The U.S. Air Force revealed recently that it had used artificial intelligence to aid targeting decisions for the first time. It turns out that this was not simply a test: AI is embedded in the Air Force’s targeting operation, raising serious questions.
Secretary of the Air Force Frank Kendall told the Air Force Association’s Air, Space & Cyber Conference in National Harbor, Maryland on Sept. 20, that the Air Force had “deployed AI algorithms for the first time to a live operational kill chain.” He did not give details of the strike, whether it was by a drone or piloted aircraft, and if there were civilian casualties.
The “kill chain” is the entire province in which data gathered by various sensors is analyzed, targets selected and strikes planned and ordered and the results evaluated. AI takes some of the burden off human analysts, who spend thousands of hours searching through video footage trying to find, locate and positively identify targets. And the technology is now there for operational use.
The Air Force Distributed Common Ground System now uses AI for target recognition, reducing the … [+]
“These initial object recognition algorithms are available to Distributed Ground Stations, in order to augment intelligence operations,” an Air Force spokesperson told me.
The Distributed Ground Stations are the 27 geographically scattered elements of the Air Force’s Distributed Common Ground System, the brains of its intelligence-gathering operations and handles all the stages from planning and direction, collection, to processing and exploitation, to analysis and dissemination of the finished intelligence.
This involves sifting a vast amount of data: the daily workload from an average of 50 sorties is over 1,200 hours of video plus thousands of still images and signals intelligence reports. A U-2 or RQ-4 Global Hawk mission requires a crew of 45 intelligence staff to handle the returns; an MQ-9 Reaper requires 8. With more advanced sensors producing more terabytes of data than ever, the Air Force looks to Artificial Intelligence to take some of the load.
While AI is now involved, human beings are still very much in charge.
“The human intelligence professionals are the decision-makers,” says the Air Force spokesperson.
There have long been concerns about using AI for such purposes. Rather than the usual nightmare scenario of generals unleashing autonomous killing machines, the concern is that the machines will find the targets and delegate killing to the humans. In 2018, Google
employees forced the company to drop its involvement in the Pentagon’s Project Maven, which was working on computer-vision algorithms to aid analysts in counterinsurgency and counterterrorism operations. This known existence of such programs meant the U.S.A.F. move was not a great surprise.
“In recent years there has been a great deal of work to develop AI-based systems for targeting support,” Arthur Holland at the U.N. Institute for Disarmament Research told me.
Holland says that while people may be in charge, using AI to feed data to the intelligence professionals raises a number of questions. How is the AI tested and validated? How does the operator know when to trust the judgement of the AI? And when a lethal strike is launched on the basis of an AI error, who takes responsibility?
Even with human operators, terrible mistakes happen, such as the recent drone strike in Kabul that killed ten innocent people, including seven children. Analysts thought they saw explosives being placed in the back of vehicle, when in fact it was being loaded with containers of water. If an AI made the judgment, accountability may become blurred. Is the problem with those who designed the AI, the analysts who trusted it, or the pilot who fired the missile?
Holland is concerned that the new U.S. focus on over-the-horizon strikes will mean more emphasis on remote intelligence gathering, and a greater role for AI.
“Because ‘over-the-horizon’ operations probably lack some of the personnel and infrastructure on the ground that can help confirm the identity or location of a target prior to a strike, it’s possible that targeting software could be used to try and fill that gap,” says Holland.
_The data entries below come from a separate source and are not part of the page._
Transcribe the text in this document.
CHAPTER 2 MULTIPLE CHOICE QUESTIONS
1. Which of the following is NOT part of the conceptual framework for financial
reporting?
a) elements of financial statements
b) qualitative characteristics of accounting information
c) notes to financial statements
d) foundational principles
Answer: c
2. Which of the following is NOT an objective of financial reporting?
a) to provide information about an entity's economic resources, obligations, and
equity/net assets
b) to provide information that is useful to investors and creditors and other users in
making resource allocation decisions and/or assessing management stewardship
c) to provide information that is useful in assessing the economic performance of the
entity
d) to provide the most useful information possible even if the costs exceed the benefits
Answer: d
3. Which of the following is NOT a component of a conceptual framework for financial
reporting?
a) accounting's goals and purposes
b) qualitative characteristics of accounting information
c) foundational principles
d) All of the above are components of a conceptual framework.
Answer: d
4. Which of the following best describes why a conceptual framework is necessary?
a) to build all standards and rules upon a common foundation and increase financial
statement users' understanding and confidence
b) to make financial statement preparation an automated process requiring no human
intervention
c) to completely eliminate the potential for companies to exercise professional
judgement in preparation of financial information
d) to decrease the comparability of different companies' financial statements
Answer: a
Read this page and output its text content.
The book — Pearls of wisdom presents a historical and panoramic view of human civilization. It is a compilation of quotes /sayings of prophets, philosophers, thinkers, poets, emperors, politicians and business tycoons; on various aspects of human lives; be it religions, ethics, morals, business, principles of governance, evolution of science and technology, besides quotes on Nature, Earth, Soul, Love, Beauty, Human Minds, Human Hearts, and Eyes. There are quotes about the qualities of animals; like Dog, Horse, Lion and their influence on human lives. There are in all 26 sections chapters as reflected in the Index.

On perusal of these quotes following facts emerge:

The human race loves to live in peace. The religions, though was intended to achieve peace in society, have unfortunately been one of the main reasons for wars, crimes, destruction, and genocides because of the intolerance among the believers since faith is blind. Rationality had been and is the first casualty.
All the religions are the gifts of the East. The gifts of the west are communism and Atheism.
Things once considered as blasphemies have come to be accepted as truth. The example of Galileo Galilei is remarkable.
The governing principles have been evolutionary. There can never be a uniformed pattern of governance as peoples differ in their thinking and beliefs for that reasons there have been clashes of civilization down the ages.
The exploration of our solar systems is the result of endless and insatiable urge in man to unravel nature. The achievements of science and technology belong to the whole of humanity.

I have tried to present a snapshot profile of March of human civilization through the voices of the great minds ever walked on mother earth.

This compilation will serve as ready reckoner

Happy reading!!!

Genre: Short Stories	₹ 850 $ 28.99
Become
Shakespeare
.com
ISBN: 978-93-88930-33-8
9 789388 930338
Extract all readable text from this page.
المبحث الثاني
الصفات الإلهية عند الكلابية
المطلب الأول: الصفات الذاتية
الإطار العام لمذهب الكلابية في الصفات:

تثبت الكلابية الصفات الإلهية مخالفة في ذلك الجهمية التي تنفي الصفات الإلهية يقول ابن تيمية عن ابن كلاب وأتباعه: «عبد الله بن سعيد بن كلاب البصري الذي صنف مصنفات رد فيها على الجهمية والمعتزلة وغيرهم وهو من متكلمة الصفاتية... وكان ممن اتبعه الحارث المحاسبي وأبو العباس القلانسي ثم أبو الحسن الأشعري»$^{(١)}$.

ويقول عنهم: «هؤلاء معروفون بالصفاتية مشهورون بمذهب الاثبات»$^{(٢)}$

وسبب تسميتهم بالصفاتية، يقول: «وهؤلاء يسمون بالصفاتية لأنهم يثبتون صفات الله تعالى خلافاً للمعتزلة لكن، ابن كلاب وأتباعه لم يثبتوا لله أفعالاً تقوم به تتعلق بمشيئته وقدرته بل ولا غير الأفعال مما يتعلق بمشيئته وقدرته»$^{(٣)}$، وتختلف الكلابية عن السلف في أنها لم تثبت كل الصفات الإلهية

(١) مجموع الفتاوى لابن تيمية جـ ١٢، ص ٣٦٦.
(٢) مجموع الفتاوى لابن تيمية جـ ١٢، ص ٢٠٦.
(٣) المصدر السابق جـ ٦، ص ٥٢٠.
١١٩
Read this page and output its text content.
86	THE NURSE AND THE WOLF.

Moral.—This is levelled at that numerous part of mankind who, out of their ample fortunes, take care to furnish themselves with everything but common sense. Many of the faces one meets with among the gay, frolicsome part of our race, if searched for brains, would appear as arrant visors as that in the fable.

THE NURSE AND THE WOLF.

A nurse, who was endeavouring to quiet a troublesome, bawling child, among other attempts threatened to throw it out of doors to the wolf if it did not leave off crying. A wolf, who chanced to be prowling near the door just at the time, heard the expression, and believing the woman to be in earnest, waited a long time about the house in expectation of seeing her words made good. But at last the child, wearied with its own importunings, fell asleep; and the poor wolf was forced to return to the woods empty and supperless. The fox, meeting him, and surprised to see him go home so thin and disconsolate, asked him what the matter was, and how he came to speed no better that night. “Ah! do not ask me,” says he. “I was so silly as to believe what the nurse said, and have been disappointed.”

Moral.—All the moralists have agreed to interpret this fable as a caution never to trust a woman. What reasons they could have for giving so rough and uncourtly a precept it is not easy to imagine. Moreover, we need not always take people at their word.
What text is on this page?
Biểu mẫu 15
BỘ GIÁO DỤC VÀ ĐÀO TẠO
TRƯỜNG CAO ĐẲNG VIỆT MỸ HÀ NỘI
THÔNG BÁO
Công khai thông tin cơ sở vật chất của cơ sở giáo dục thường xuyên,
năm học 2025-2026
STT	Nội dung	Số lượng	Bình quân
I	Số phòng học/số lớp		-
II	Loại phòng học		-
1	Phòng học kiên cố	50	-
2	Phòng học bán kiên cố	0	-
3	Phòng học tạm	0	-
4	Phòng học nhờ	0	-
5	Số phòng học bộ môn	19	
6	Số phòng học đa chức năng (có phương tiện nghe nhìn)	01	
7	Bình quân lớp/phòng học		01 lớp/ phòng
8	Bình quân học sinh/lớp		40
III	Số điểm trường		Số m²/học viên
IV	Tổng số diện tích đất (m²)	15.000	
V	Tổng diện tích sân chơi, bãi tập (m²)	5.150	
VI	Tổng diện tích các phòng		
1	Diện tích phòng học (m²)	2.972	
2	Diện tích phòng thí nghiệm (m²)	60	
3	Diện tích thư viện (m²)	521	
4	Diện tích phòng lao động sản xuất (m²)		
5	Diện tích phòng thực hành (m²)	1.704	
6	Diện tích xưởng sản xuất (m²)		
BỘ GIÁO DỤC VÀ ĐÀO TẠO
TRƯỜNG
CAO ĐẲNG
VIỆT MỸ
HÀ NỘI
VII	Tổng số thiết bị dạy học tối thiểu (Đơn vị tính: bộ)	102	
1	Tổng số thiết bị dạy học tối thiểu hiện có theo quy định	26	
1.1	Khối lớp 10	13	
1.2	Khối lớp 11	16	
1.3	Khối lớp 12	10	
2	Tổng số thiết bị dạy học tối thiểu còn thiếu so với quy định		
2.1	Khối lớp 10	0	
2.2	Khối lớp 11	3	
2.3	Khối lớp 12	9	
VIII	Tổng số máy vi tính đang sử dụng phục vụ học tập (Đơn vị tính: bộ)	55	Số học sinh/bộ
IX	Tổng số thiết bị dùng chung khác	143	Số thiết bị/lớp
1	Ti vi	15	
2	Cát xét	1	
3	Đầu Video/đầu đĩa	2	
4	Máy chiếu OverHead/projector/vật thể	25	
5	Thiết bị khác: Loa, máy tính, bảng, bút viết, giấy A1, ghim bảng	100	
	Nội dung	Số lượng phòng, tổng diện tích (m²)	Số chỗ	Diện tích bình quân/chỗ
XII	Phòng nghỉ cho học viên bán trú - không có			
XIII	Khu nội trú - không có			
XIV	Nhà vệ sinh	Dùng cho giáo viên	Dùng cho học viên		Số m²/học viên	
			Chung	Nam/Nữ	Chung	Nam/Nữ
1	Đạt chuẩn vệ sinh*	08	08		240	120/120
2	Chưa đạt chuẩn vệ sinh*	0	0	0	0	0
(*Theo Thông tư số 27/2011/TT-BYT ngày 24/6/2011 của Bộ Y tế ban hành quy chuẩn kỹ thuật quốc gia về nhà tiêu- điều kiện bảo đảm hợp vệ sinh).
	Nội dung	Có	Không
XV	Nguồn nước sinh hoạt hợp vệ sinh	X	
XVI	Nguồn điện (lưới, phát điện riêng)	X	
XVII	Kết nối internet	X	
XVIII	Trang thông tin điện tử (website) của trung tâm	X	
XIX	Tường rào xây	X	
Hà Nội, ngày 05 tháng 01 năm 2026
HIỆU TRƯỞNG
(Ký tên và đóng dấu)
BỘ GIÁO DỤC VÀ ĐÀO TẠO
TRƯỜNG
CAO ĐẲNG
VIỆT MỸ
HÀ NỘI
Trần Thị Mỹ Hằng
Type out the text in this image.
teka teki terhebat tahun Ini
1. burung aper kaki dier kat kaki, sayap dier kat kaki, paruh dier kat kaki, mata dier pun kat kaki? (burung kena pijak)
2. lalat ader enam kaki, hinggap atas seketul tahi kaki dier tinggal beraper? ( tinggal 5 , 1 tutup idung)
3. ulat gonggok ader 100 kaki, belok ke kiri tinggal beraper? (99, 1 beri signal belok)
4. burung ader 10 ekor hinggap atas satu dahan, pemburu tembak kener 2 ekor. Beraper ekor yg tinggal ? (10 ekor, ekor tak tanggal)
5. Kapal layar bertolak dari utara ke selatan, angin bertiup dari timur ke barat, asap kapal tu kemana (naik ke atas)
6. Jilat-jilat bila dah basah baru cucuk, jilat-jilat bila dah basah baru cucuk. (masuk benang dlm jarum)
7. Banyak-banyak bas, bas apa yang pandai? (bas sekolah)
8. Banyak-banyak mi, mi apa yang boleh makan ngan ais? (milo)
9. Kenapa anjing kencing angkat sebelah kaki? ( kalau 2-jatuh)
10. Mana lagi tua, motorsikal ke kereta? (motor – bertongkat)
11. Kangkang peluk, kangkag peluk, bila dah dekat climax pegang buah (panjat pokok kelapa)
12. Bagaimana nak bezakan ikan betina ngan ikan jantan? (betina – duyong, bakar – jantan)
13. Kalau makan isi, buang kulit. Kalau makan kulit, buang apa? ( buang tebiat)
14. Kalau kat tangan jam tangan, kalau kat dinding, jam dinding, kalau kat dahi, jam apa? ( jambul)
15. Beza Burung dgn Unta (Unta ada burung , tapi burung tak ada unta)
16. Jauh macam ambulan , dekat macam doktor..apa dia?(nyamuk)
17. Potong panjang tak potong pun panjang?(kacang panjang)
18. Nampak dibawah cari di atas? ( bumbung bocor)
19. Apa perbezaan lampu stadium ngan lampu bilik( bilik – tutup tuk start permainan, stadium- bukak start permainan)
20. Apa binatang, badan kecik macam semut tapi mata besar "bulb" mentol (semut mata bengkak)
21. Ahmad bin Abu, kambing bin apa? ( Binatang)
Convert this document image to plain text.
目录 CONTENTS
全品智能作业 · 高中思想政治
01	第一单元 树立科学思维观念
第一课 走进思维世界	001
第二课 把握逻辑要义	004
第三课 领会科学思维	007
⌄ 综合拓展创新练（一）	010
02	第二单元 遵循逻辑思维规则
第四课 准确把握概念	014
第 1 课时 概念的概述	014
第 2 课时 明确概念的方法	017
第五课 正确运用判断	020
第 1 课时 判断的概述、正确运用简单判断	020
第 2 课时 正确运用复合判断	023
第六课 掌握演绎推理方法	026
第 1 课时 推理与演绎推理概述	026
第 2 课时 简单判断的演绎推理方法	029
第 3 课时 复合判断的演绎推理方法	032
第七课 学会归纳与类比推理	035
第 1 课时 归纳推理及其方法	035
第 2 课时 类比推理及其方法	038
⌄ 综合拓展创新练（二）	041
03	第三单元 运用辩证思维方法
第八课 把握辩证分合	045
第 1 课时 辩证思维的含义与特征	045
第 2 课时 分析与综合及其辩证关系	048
There is a risk that this will start to roll back human involvement in the kill chain.
“If an AI system is labelling targets, especially in a time-sensitive situation, you become reliant upon the system getting it right which changes human control,” Jack McDonald, a lecturer in war studies at King’s College London, told me.
In a situation where intelligence staff are struggling to keep up with the flood of data, they may not have time to check everything. It may come down to green-lighting a strike based on the judgement of an AI or seeing a target escape. However, McDonald thinks that the people involved are unlikely to simply accept being pushed into the back seat. As with pilots and drones, nobody wants to see a machine taking their job.
“There will be a lot of professional resistance to complete automation in the military who are very aware of their responsibility when using lethal force,” says McDonald.
The Air Force sees the AI as augmenting human capability and improving decision-making. After all, mistakes like the one in Kabul are the result of human error, and tireless, patient machines which see everything will not make the same kind of mistakes as humans. However, given that many AIs are known to contain bias they may be prone to their own sort of errors.
Whatever the objections, AI is now part of the U.S.A.F. targeting machinery. It may be playing a small role at present, but as the demand increases and the technology improves, that role may expand.
“There are many potential paths AI algorithms can take for a variety of real-world scenarios as their capabilities and reliability are evaluated,” the Air Force spokesperson told me. “The Department will continue to mature algorithms and work to transition them when ready and appropriate over time for use.”